Lopez Obrador aims to eliminate most Mexican oil exports over the next two years so the country can process more of it domestically. He wants to replace the gasoline and diesel supplies the country currently buys from other refineries in the United States with fuel produced domestically or by the refinery in Deer Park, which would be made from crude oil it imports from Mexico.

The shift would be an ambitious leap for Petroleos Mexicanos, the company commonly known as Pemex. The company's oil production, comparable to Chevron's in recent years, has been falling for more than a decade, and it has more than $100 billion in debt, the largest of any oil company in the world.

The decision to pay $596 million for a controlling interest in the Deer Park refinery, which sits on the Houston ship channel and would be the only major Pemex operation outside Mexico, is central to fulfilling Lopez Obrador's plans to rehabilitate the long-ailing oil sector and establishing eight productive refineries for Mexican use. Mexico also agreed to pay off $1.2 billion in debts that Pemex and Shell jointly owe as co-owners of the refinery, which is profitable.
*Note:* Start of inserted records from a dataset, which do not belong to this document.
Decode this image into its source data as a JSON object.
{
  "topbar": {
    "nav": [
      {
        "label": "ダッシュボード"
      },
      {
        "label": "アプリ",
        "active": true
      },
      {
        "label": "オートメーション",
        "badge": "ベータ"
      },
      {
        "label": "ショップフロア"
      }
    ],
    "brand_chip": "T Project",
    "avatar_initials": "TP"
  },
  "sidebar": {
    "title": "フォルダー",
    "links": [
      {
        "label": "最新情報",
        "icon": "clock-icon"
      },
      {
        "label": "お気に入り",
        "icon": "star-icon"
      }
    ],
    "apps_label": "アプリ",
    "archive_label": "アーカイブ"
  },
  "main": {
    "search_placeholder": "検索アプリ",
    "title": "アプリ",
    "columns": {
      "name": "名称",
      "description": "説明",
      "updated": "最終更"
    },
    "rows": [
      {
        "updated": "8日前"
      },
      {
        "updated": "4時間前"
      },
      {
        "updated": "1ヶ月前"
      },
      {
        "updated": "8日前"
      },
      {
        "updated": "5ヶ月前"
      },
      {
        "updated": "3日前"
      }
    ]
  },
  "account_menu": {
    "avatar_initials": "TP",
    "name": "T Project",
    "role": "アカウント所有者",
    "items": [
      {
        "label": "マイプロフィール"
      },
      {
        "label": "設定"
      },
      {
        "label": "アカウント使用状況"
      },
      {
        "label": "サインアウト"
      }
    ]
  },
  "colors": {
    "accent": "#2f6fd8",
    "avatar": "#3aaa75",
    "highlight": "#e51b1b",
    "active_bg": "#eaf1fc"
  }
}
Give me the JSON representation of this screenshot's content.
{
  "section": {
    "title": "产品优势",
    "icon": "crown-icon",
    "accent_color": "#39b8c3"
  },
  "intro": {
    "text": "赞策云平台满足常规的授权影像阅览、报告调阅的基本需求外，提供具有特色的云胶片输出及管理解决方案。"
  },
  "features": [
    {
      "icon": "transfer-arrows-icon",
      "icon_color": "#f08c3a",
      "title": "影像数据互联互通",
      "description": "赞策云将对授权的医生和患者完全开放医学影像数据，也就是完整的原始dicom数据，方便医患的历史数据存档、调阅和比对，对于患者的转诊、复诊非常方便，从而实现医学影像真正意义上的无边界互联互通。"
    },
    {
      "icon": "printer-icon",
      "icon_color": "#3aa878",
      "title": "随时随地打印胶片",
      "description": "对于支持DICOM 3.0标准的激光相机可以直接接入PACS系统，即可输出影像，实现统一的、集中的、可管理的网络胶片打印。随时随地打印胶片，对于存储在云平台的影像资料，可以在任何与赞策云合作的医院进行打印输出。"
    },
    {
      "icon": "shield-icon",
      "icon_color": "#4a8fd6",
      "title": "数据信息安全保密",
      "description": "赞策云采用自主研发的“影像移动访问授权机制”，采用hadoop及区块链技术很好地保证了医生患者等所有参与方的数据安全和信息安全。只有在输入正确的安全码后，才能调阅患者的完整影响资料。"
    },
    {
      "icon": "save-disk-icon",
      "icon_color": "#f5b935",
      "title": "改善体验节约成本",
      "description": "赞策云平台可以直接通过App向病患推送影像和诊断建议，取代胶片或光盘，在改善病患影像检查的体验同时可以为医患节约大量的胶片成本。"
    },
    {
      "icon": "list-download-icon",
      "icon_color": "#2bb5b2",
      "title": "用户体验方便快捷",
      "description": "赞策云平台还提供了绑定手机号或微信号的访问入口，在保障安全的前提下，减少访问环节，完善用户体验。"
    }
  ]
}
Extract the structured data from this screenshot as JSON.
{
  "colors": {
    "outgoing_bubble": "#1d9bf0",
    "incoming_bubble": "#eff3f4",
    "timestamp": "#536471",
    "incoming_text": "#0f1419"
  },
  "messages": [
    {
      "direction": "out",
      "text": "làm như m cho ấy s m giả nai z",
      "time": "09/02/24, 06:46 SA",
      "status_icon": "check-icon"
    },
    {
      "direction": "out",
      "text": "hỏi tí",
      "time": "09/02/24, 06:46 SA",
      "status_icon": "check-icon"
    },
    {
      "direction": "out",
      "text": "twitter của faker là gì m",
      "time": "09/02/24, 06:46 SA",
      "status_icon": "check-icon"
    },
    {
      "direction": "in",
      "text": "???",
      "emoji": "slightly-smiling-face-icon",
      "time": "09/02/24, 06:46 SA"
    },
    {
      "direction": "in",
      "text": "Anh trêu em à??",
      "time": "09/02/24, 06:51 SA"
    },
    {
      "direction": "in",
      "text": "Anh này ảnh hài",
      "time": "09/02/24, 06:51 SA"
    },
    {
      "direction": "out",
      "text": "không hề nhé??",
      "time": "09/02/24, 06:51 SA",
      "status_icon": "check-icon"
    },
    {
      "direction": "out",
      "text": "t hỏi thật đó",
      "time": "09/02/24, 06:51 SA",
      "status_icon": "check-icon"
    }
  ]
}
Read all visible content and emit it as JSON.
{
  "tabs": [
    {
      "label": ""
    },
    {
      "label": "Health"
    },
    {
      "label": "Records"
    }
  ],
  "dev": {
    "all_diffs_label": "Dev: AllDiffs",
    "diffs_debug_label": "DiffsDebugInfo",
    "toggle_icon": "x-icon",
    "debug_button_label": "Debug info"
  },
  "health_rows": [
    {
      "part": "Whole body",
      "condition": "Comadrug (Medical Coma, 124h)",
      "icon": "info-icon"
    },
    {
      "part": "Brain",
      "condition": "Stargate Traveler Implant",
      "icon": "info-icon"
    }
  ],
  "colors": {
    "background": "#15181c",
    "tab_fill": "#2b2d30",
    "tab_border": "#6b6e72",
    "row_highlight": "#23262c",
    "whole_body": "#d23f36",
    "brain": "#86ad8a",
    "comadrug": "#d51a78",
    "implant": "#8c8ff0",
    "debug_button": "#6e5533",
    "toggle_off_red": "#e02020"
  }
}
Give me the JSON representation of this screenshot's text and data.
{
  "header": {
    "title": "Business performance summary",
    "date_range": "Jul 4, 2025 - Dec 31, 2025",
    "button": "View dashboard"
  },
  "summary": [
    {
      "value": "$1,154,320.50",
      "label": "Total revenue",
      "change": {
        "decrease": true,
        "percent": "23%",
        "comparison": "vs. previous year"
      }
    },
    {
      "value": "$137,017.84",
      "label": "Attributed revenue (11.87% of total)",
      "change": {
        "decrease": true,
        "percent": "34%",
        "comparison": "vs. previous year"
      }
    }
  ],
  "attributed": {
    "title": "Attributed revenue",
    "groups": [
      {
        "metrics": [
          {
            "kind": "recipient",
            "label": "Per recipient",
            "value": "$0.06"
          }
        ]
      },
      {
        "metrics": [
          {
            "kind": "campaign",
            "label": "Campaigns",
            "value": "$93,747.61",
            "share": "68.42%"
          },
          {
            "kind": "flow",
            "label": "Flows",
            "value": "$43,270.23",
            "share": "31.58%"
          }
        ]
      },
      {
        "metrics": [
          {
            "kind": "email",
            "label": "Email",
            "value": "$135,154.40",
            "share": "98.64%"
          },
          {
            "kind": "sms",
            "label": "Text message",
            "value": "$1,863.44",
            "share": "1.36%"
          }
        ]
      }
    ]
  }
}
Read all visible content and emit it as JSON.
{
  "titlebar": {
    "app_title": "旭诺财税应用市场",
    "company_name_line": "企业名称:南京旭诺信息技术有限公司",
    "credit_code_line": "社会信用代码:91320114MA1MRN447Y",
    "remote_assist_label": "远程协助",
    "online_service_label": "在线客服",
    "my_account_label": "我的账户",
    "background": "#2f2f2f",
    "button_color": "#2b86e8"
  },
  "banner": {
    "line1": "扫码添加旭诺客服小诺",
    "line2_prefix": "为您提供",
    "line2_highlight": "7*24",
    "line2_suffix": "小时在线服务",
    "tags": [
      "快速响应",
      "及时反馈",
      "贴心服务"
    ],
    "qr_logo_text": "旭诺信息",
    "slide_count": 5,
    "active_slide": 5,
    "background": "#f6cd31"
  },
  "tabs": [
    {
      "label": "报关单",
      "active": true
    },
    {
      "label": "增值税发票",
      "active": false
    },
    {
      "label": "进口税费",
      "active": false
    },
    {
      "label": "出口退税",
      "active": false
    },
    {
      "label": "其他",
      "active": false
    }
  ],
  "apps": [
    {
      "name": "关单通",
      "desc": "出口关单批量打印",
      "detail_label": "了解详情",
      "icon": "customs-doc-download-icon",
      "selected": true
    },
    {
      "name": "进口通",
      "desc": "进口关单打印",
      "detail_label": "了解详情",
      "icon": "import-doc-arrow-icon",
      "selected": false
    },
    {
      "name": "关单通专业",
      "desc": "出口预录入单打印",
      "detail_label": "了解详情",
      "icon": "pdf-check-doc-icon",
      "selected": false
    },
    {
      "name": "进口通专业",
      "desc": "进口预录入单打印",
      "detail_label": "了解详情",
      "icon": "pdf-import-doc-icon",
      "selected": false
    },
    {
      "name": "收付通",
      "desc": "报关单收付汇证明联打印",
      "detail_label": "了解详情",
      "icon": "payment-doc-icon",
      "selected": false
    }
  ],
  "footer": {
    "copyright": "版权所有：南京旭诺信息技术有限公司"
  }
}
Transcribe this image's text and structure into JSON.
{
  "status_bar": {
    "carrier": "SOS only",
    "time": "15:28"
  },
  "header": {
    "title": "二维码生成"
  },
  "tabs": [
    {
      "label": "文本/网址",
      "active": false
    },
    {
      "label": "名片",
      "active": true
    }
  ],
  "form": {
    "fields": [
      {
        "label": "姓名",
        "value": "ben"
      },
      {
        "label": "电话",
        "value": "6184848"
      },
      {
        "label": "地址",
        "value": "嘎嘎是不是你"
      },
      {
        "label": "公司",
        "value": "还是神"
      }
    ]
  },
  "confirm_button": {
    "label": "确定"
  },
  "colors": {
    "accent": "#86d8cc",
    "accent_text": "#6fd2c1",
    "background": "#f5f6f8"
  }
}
"It's something historic," Lopez Obrador said last month. In a separate news conference last year, he said, "The most important thing is that in 2023 we will be self-sufficient in gasoline and diesel and there will be no increase in fuel prices."

Although Lopez Obrador's policies diverge from the rising global concern over climate change, they reflect a lasting temptation for leaders and lawmakers worldwide: replacing imported energy sources with domestically produced fuels. Further, the generally well-paying jobs the oil and other fossil fuel industries provide are politically popular across Latin America and Africa as well as industrialized countries like the United States.

In the 1930s, the Mexican government took over Royal Dutch Shell's operations south of the border as it nationalized the entire oil industry, then dominated by foreigners. Now, Lopez Obrador is poised to go one step further, taking complete control of a big Shell oil refinery.

PRESIDENT AN OIL ALLY

Lopez Obrador hails from the oil-producing state of Tabasco, and the powerful Pemex labor union is a crucial part of his political base. He ran on a platform of rebuilding the company, and he has raised its production budget, cut taxes it pays and reversed efforts by his predecessor to restructure its monopoly over oil production in the country.

When he took office three years ago, Lopez Obrador began undoing changes made in 2013 to the country's constitution intended to open the oil and gas industry to private and foreign investment. He is also pushing to reverse electricity reforms that his predecessor, Enrique Pena Nieto, put in place to increase the use of privately funded wind and solar farms and move away from state-run power plants fueled by oil and coal.

Energy experts say Mexico is backtracking on a commitment it made a decade ago under President Felipe Calderon to generate more than one-third of its power from clean-energy sources by 2024. Mexico now produces just over one-quarter of its power from renewables.

"They are going to heavier fuels rather than to lighter fuels," said David Goldwyn, a top U.S. State Department energy official in the Obama administration. "Virtually every foreign company -- Ford, Walmart, GE, everybody who operates there -- has their own net-zero target now. If they can't get access to clean energy, Mexico becomes a liability."

Lopez Obrador's government has said it will combat climate change by investing in hydroelectric power and reforestation.

TEXAS REFINERY

Long a partner of Pemex, Shell, which operates the Deer Park refinery, is selling its stake in part to satisfy investors concerned about climate change who want the oil giant to invest more in renewable energy and hydrogen.

Under Mexican ownership the refinery will continue its practice of using Mexican crude oil, but it will probably sell more of the gasoline and other fuels it produces to Mexico.

Residents in Deer Park, in the heart of the Gulf of Mexico petrochemical complex, say they feel assured that locals will run the plant and Shell will continue to own an adjoining chemical plant.

Jorge Pinon, a former president of Amoco Oil de Mexico, said Mexico most likely would not be able to immediately profit from slashing exports of crude and processing its own fuels since the refinery business typically has low profit margins, especially in Latin America.

He said the Mexican refineries could not match U.S. refineries in handling Mexico's high-sulfur heavy crude. Mexican fuels made from heavy oil caused severe air pollution problems in many cities before the country began importing cleaner-burning U.S. gasoline and diesel over the past 20 years.